Enns observes a few key textual factors that point to the tabernacle as a recreated Eden.
Commentators for centuries have noticed that the phrase ‘the LORD said to Moses’ occurs seven times in chapters 25-31. The first six concern the building of the tabernacle and its furnishings (25:1; 30:11, 17, 22, 34; 31:1), while the final introduces the Sabbath command (31:12). It seems clear that the purpose of this arrangement is to aid the reader in making the connection between the building of the tabernacle and the seven days of creation, both of which involve six creative acts culminating in a seventh-day rest.
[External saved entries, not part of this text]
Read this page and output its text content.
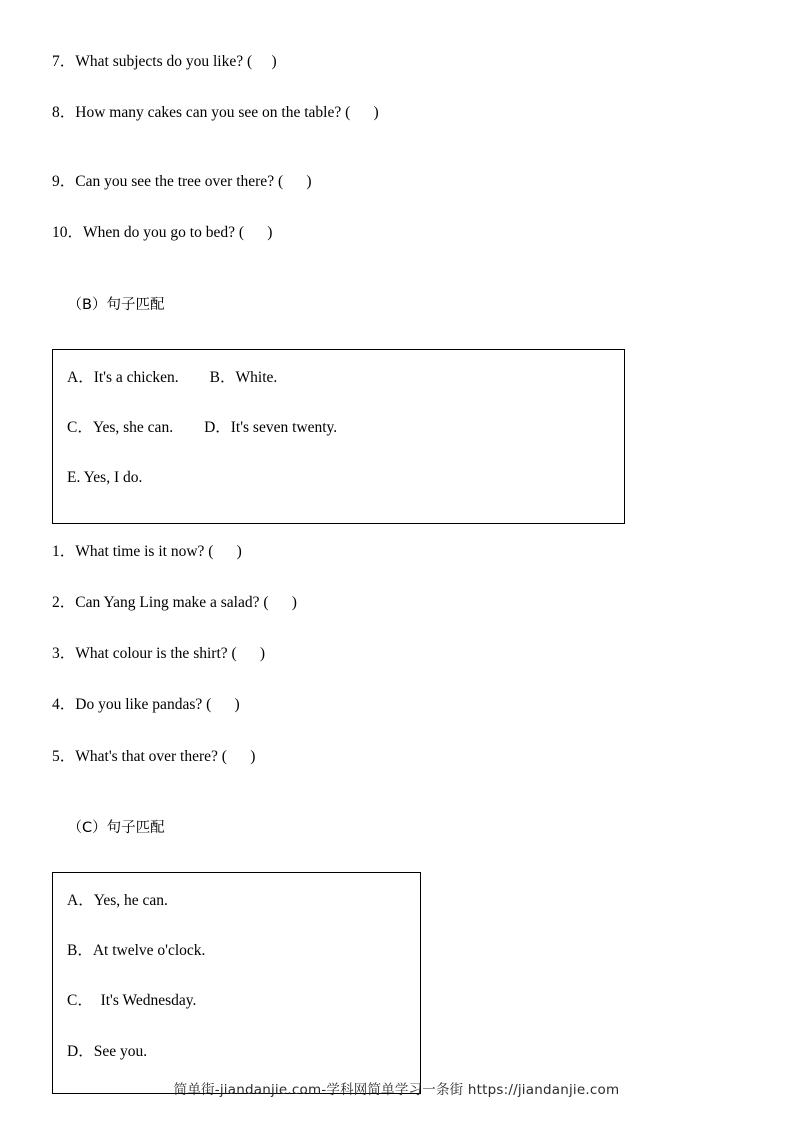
7．What subjects do you like? (     )
8．How many cakes can you see on the table? (      )
9．Can you see the tree over there? (      )
10．When do you go to bed? (      )

（B）句子匹配

A．It's a chicken.        B．White.
C．Yes, she can.        D．It's seven twenty.
E. Yes, I do.
1．What time is it now? (      )
2．Can Yang Ling make a salad? (      )
3．What colour is the shirt? (      )
4．Do you like pandas? (      )
5．What's that over there? (      )

（C）句子匹配

A．Yes, he can.
B．At twelve o'clock.
C．  It's Wednesday.
D．See you.
简单街-jiandanjie.com-学科网简单学习一条街 https://jiandanjie.com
Peter Enns, Exodus, NIVAC, 509. [The weakness of the observation is the clustering of the sayings in ch. 30; why does it not occur consistently at key points of the building process?]
Interestingly the very next event recorded (Ex. 32) is a fall. There a couple of occasions in Scripture in which there is a "recreation" followed by a fall. (The Flood is one example. The passage is full of creation language. It is as if the world is washed clean and recreated. And the next recorded incident after God’s rainbow covenant with Noah is a fall). These passages emphasize the depth to which sin is engraved in the human person. To remove sin there will need to be a real recreation.
Also important to notice, the fall in Exodus 32 puts God’s presence among his people in jeopardy.